The article develops an impact-resilient aerial robot (s-ARQ) equipped with a compliant arm to sense contacts and reduce collision impact and featuring a real-time contact force estimator and a non-linear motion controller to handle collisions while performing aggressive maneuvers and stabilize from high-speed wall collisions. Further, a new collision-inclusive planning method that aims to prioritize contacts to facilitate aerial robot navigation in cluttered environments is proposed. A range of simulated and physical experiments demonstrate key benefits of the robot and the contact-prioritized (CP) planner. Experimental results show that the compliant robot has only a $4\%$ weight increase but around $40\%$ impact reduction in drop tests and wall collision tests. s-ARQ can handle collisions while performing aggressive maneuvers and stabilize from high-speed wall collisions at $3.0$ m/s with a success rate of $100\%$. Our proposed compliant robot and contact-prioritized planning method can accelerate computation time while having shorter trajectory time and larger clearances compared to A$^\ast$ and RRT$^\ast$ planners with velocity constraints. Online planning tests in partially-known environments further demonstrate the preliminary feasibility of our method to apply in practical use cases.

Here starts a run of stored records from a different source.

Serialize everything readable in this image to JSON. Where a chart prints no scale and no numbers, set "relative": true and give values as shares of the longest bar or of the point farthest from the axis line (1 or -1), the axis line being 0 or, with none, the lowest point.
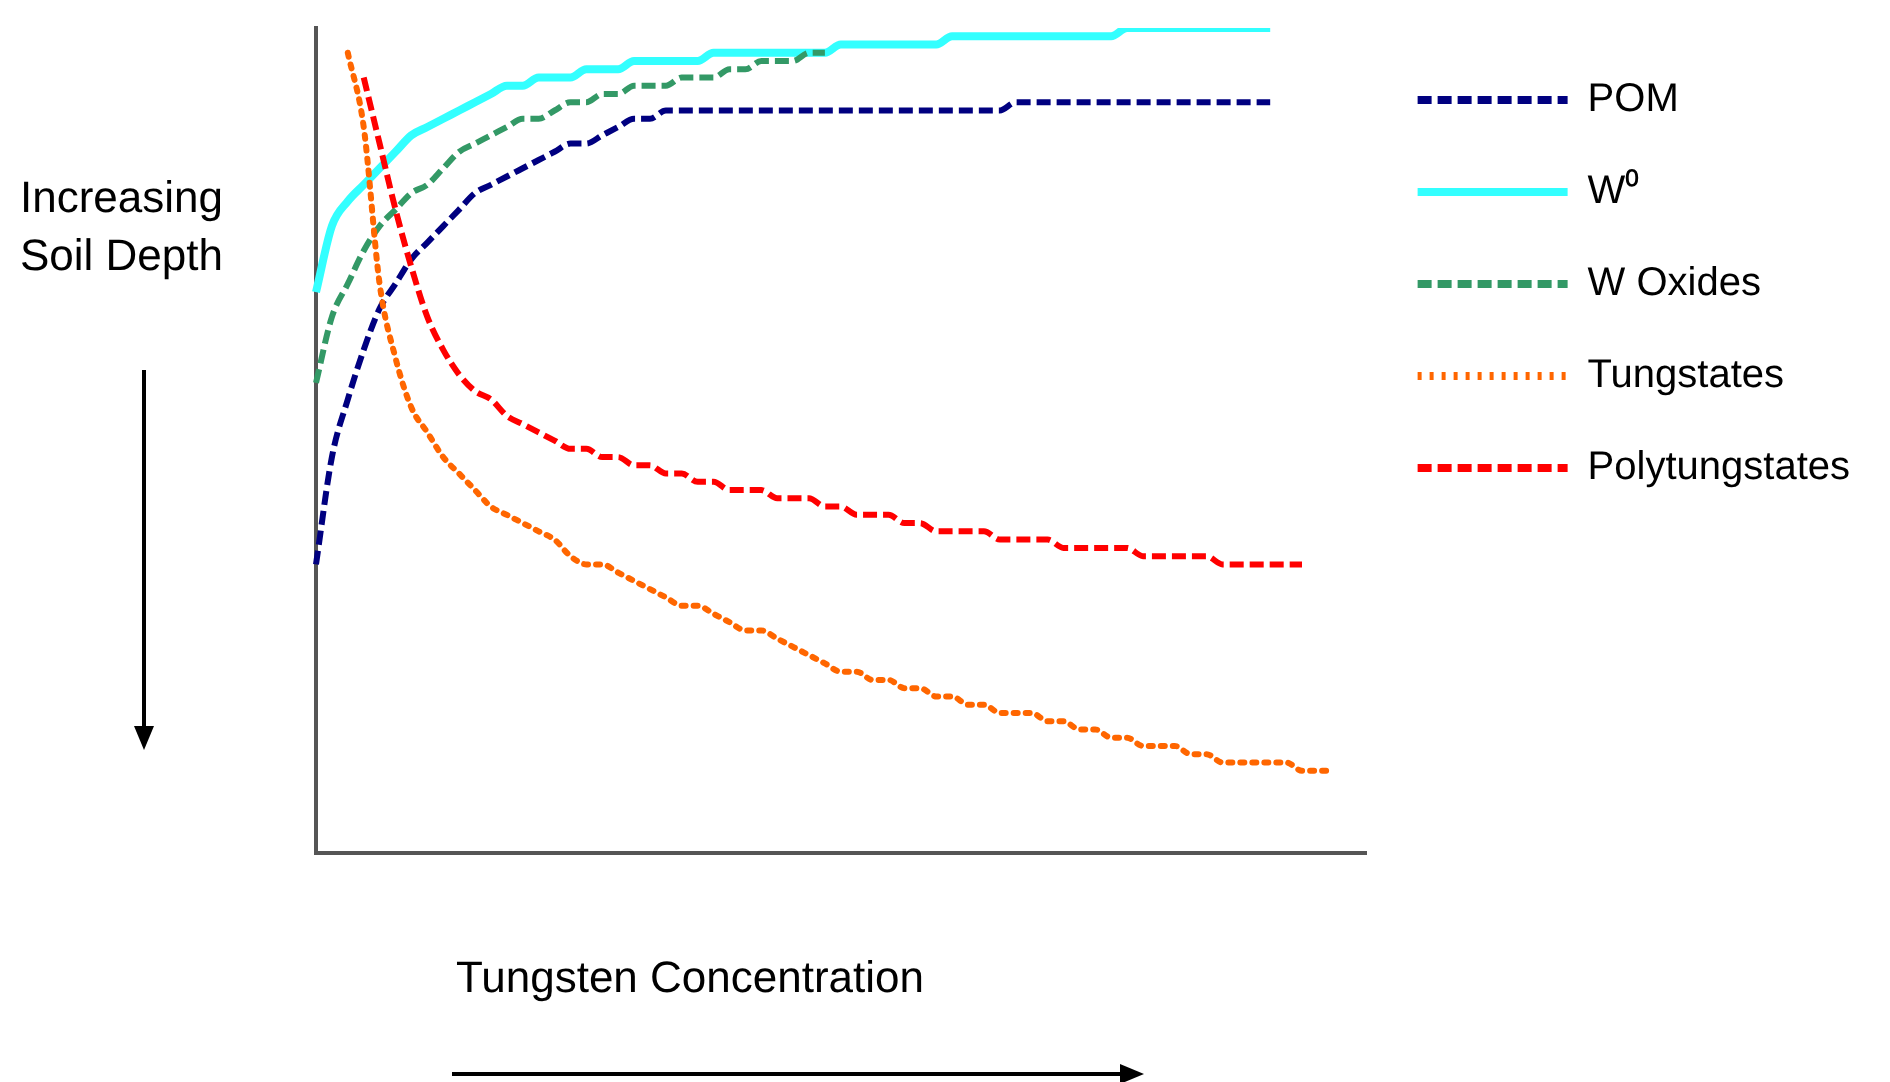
{
  "chart_data": {
    "type": "line",
    "relative": true,
    "xlabel": "Tungsten Concentration",
    "ylabel": "Increasing Soil Depth",
    "legend": "right",
    "grid": false,
    "marker": "none",
    "categories": [
      null,
      null,
      null,
      null,
      null,
      null,
      null,
      null,
      null,
      null,
      null,
      null,
      null,
      null,
      null,
      null,
      null,
      null,
      null,
      null,
      null,
      null,
      null,
      null,
      null,
      null,
      null,
      null,
      null,
      null,
      null,
      null,
      null,
      null,
      null,
      null,
      null,
      null,
      null,
      null,
      null,
      null,
      null,
      null,
      null,
      null,
      null,
      null,
      null,
      null,
      null,
      null,
      null,
      null,
      null,
      null,
      null,
      null,
      null,
      null,
      null,
      null,
      null,
      null,
      null,
      null,
      null
    ],
    "series": [
      {
        "name": "POM",
        "color": "#000080",
        "line_style": "dashed",
        "values": [
          0.35,
          0.48,
          0.55,
          0.61,
          0.66,
          0.69,
          0.72,
          0.74,
          0.76,
          0.78,
          0.8,
          0.81,
          0.82,
          0.83,
          0.84,
          0.85,
          0.86,
          0.86,
          0.87,
          0.88,
          0.89,
          0.89,
          0.9,
          0.9,
          0.9,
          0.9,
          0.9,
          0.9,
          0.9,
          0.9,
          0.9,
          0.9,
          0.9,
          0.9,
          0.9,
          0.9,
          0.9,
          0.9,
          0.9,
          0.9,
          0.9,
          0.9,
          0.9,
          0.9,
          0.91,
          0.91,
          0.91,
          0.91,
          0.91,
          0.91,
          0.91,
          0.91,
          0.91,
          0.91,
          0.91,
          0.91,
          0.91,
          0.91,
          0.91,
          0.91,
          0.91,
          null,
          null,
          null,
          null,
          null,
          null
        ]
      },
      {
        "name": "W⁰",
        "color": "#33ffff",
        "line_style": "solid",
        "values": [
          0.68,
          0.76,
          0.79,
          0.81,
          0.83,
          0.85,
          0.87,
          0.88,
          0.89,
          0.9,
          0.91,
          0.92,
          0.93,
          0.93,
          0.94,
          0.94,
          0.94,
          0.95,
          0.95,
          0.95,
          0.96,
          0.96,
          0.96,
          0.96,
          0.96,
          0.97,
          0.97,
          0.97,
          0.97,
          0.97,
          0.97,
          0.97,
          0.97,
          0.98,
          0.98,
          0.98,
          0.98,
          0.98,
          0.98,
          0.98,
          0.99,
          0.99,
          0.99,
          0.99,
          0.99,
          0.99,
          0.99,
          0.99,
          0.99,
          0.99,
          0.99,
          1,
          1,
          1,
          1,
          1,
          1,
          1,
          1,
          1,
          1,
          null,
          null,
          null,
          null,
          null,
          null
        ]
      },
      {
        "name": "W Oxides",
        "color": "#339966",
        "line_style": "dashed",
        "values": [
          0.57,
          0.65,
          0.69,
          0.73,
          0.76,
          0.78,
          0.8,
          0.81,
          0.83,
          0.85,
          0.86,
          0.87,
          0.88,
          0.89,
          0.89,
          0.9,
          0.91,
          0.91,
          0.92,
          0.92,
          0.93,
          0.93,
          0.93,
          0.94,
          0.94,
          0.94,
          0.95,
          0.95,
          0.96,
          0.96,
          0.96,
          0.97,
          0.97,
          null,
          null,
          null,
          null,
          null,
          null,
          null,
          null,
          null,
          null,
          null,
          null,
          null,
          null,
          null,
          null,
          null,
          null,
          null,
          null,
          null,
          null,
          null,
          null,
          null,
          null,
          null,
          null,
          null,
          null,
          null,
          null,
          null,
          null
        ]
      },
      {
        "name": "Tungstates",
        "color": "#ff6600",
        "line_style": "dotted",
        "values": [
          null,
          null,
          0.97,
          0.88,
          0.69,
          0.6,
          0.54,
          0.51,
          0.48,
          0.46,
          0.44,
          0.42,
          0.41,
          0.4,
          0.39,
          0.38,
          0.36,
          0.35,
          0.35,
          0.34,
          0.33,
          0.32,
          0.31,
          0.3,
          0.3,
          0.29,
          0.28,
          0.27,
          0.27,
          0.26,
          0.25,
          0.24,
          0.23,
          0.22,
          0.22,
          0.21,
          0.21,
          0.2,
          0.2,
          0.19,
          0.19,
          0.18,
          0.18,
          0.17,
          0.17,
          0.17,
          0.16,
          0.16,
          0.15,
          0.15,
          0.14,
          0.14,
          0.13,
          0.13,
          0.13,
          0.12,
          0.12,
          0.11,
          0.11,
          0.11,
          0.11,
          0.11,
          0.1,
          0.1,
          0.1,
          null,
          null
        ]
      },
      {
        "name": "Polytungstates",
        "color": "#ff0000",
        "line_style": "dashed",
        "values": [
          null,
          null,
          null,
          0.94,
          0.86,
          0.78,
          0.71,
          0.65,
          0.61,
          0.58,
          0.56,
          0.55,
          0.53,
          0.52,
          0.51,
          0.5,
          0.49,
          0.49,
          0.48,
          0.48,
          0.47,
          0.47,
          0.46,
          0.46,
          0.45,
          0.45,
          0.44,
          0.44,
          0.44,
          0.43,
          0.43,
          0.43,
          0.42,
          0.42,
          0.41,
          0.41,
          0.41,
          0.4,
          0.4,
          0.39,
          0.39,
          0.39,
          0.39,
          0.38,
          0.38,
          0.38,
          0.38,
          0.37,
          0.37,
          0.37,
          0.37,
          0.37,
          0.36,
          0.36,
          0.36,
          0.36,
          0.36,
          0.35,
          0.35,
          0.35,
          0.35,
          0.35,
          0.35,
          null,
          null,
          null,
          null
        ]
      }
    ]
  }
}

翻译：本文开发了一种具有抗冲击能力的空中机器人（s-ARQ），其配备柔性臂以感知接触并减少碰撞冲击，同时集成实时接触力估计器与非线性运动控制器，使其能够在执行激进机动时处理碰撞，并在高速墙壁碰撞后实现稳定。进一步地，本文提出了一种新的包含碰撞的规划方法，旨在优先考虑接触以促进空中机器人在杂乱环境中的导航。一系列仿真与物理实验展示了该机器人与接触优先（CP）规划器的关键优势。实验结果表明，该柔性机器人在跌落测试和墙壁碰撞测试中仅增重4%，但冲击力降低约40%。s-ARQ能够处理碰撞并执行激进机动，在3.0米/秒高速墙壁碰撞后实现100%成功率的稳定。相较于具有速度约束的A*和RRT*规划器，本文提出的柔性机器人与接触优先规划方法能够在缩短轨迹时间并增大安全间隙的同时加速计算。部分已知环境中的在线规划测试进一步证明了该方法在实际应用中的初步可行性。